Mr. Froude has put questions here each of which would take a volume to answer. We leave them to be pondered over by those for whom they are chiefly intended, and of whose conscientious consideration they are well worthy. For ourselves, we can have no doubt as to the answer to be given to each, but we are more concerned at present with Mr. Froude’s reply.

First among the causes which he assigns as having “united to bring about such a state of things” is the Tractarian movement in the Anglican Church, resulting from the “latitudinarianism of the then (1832) popular Whig philosophy.”

“The Whigs believed that Catholics had changed their nature and had grown liberal, and had insisted on emancipating them. The Tractarians looked on emancipation as the fruit of a spirit which was destroying Christianity, and would terminate at last in atheism. They imagined that, by reasserting the authority of the Anglican Church, they could at once stem the encroachments of popery and arrest the progress of infidelity. Both Whigs and Tractarians were deceiving themselves. The Catholic Church is unchanging as the Ethiopian’s skin, and remains, for good and evil, the same to-day as yesterday.”

Yes; “the same yesterday, to-day, and for ever” is the church of God. It cannot be the church of God and be otherwise. If there was any deception Mr. Froude lays it at the right door. These men were “deceiving themselves.” The church gave no intimation of change, made no promises, held out no concessions, thought of no compromise in matter of teaching. She cannot do so; it is not in her power to do so.

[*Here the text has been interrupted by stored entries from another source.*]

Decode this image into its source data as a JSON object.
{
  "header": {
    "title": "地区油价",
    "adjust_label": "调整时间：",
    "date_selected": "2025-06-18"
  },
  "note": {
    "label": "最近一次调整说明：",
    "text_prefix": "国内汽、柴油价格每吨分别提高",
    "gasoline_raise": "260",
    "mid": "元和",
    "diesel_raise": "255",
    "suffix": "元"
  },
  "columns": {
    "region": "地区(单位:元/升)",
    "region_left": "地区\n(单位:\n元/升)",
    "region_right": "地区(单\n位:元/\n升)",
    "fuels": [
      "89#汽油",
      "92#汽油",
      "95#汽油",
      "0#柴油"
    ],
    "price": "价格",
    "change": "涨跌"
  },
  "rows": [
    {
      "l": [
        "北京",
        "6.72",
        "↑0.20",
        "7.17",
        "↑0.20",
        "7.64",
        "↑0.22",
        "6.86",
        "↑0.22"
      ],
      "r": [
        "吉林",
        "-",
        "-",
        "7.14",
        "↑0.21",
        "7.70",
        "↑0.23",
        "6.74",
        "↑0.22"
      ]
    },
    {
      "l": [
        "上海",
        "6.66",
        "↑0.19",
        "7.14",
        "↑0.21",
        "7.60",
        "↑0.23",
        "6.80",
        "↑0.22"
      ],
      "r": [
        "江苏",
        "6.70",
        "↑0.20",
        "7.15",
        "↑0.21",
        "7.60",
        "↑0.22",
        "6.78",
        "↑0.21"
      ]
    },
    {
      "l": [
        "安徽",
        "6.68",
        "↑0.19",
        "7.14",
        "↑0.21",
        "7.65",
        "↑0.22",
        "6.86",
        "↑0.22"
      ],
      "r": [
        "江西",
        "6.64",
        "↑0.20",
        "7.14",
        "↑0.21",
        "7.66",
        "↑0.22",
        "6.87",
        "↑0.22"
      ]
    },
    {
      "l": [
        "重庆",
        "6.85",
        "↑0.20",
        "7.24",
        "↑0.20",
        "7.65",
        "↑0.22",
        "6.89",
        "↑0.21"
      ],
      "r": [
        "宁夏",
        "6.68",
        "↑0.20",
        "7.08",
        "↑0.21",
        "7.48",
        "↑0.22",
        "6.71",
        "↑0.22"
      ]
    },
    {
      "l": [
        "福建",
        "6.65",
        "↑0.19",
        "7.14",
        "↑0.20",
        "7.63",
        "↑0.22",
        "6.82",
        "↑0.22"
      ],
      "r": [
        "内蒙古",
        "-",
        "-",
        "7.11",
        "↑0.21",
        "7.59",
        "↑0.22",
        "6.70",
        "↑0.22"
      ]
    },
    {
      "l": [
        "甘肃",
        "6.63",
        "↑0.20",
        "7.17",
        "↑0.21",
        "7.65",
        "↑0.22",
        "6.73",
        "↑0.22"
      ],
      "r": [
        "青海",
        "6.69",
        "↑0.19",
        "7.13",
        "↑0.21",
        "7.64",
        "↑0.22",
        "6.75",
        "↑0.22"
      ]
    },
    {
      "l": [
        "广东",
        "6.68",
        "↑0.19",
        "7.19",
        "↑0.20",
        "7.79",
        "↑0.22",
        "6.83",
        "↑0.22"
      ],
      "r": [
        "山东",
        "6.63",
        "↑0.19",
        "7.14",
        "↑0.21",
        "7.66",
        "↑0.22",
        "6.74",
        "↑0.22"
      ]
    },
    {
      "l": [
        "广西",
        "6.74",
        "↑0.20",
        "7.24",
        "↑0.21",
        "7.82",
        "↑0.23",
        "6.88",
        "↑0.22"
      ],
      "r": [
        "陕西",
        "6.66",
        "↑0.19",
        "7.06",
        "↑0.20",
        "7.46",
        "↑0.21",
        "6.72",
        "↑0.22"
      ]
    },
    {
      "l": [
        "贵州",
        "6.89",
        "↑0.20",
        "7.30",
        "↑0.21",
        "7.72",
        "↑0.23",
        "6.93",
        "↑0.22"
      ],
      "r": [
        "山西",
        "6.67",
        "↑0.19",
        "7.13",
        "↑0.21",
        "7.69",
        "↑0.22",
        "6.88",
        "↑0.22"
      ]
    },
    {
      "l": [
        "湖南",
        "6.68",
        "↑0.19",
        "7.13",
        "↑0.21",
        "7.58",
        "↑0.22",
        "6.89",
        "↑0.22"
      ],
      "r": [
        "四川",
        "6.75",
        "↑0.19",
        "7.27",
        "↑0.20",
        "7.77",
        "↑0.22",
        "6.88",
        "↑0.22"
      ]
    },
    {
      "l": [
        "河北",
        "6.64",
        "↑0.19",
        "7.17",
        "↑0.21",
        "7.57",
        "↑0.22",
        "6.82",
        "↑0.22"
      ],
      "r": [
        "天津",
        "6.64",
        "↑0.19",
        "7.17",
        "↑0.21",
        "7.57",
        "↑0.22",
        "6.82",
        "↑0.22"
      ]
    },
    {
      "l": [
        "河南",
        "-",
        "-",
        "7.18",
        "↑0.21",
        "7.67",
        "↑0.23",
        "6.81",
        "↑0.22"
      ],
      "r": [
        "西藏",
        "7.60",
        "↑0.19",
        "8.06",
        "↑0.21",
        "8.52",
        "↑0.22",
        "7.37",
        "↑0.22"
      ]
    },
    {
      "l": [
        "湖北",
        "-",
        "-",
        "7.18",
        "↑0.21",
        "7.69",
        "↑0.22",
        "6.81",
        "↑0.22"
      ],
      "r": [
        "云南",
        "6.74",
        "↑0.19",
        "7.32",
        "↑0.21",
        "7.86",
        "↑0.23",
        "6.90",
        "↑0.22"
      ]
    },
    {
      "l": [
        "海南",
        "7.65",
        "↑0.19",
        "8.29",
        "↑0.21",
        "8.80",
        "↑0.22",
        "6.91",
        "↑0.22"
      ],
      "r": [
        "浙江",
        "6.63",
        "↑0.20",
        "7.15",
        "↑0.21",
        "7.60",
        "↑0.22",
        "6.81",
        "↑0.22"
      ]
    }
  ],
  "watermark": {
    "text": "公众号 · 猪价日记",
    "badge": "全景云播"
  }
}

It was the liberal philosophy that was chiefly instrumental in bringing the change about. Men had to choose between the fixed doctrines of the Catholic Church and the shifting doctrines and intolerable pretensions of the Anglican Church. They rejected both; they rejected revelation; they looked at man himself, and attached to him certain natural rights which are as well expressed in our Declaration of Independence as anywhere. They would, if they could, strike out the Catholics, as was attempted here. But it was impossible. They could not do it and be true to themselves and their principles. If liberty of thought, freedom of conscience, and the right to worship or not to worship God in your own way be natural rights of man, they necessarily attach to all, whether a man call himself Catholic, Protestant, Jew, or Nihilist. It is a political and practical impossibility in these days of divided and clashing beliefs to profess liberty, yet seal the door to any special form of worship; and Catholicity of all beliefs is dreaded, because, when free and untrammelled, it has the tendency and the force to assimilate and receive all into its bosom. The result of this partial concession of freedom to Catholicity in England is thus pictured by Mr. Froude:

“The Tractarians’ principles led the ablest of them into that very fold against which they had imagined themselves the most efficient of barriers. From the day in which they established their party in the Anglican communion a steady stream of converts has passed through it into the Catholic ranks; while the Whigs, in carrying emancipation, gave the Catholics political power, and with power the respect and weight in the outer world which in free countries always attends it.”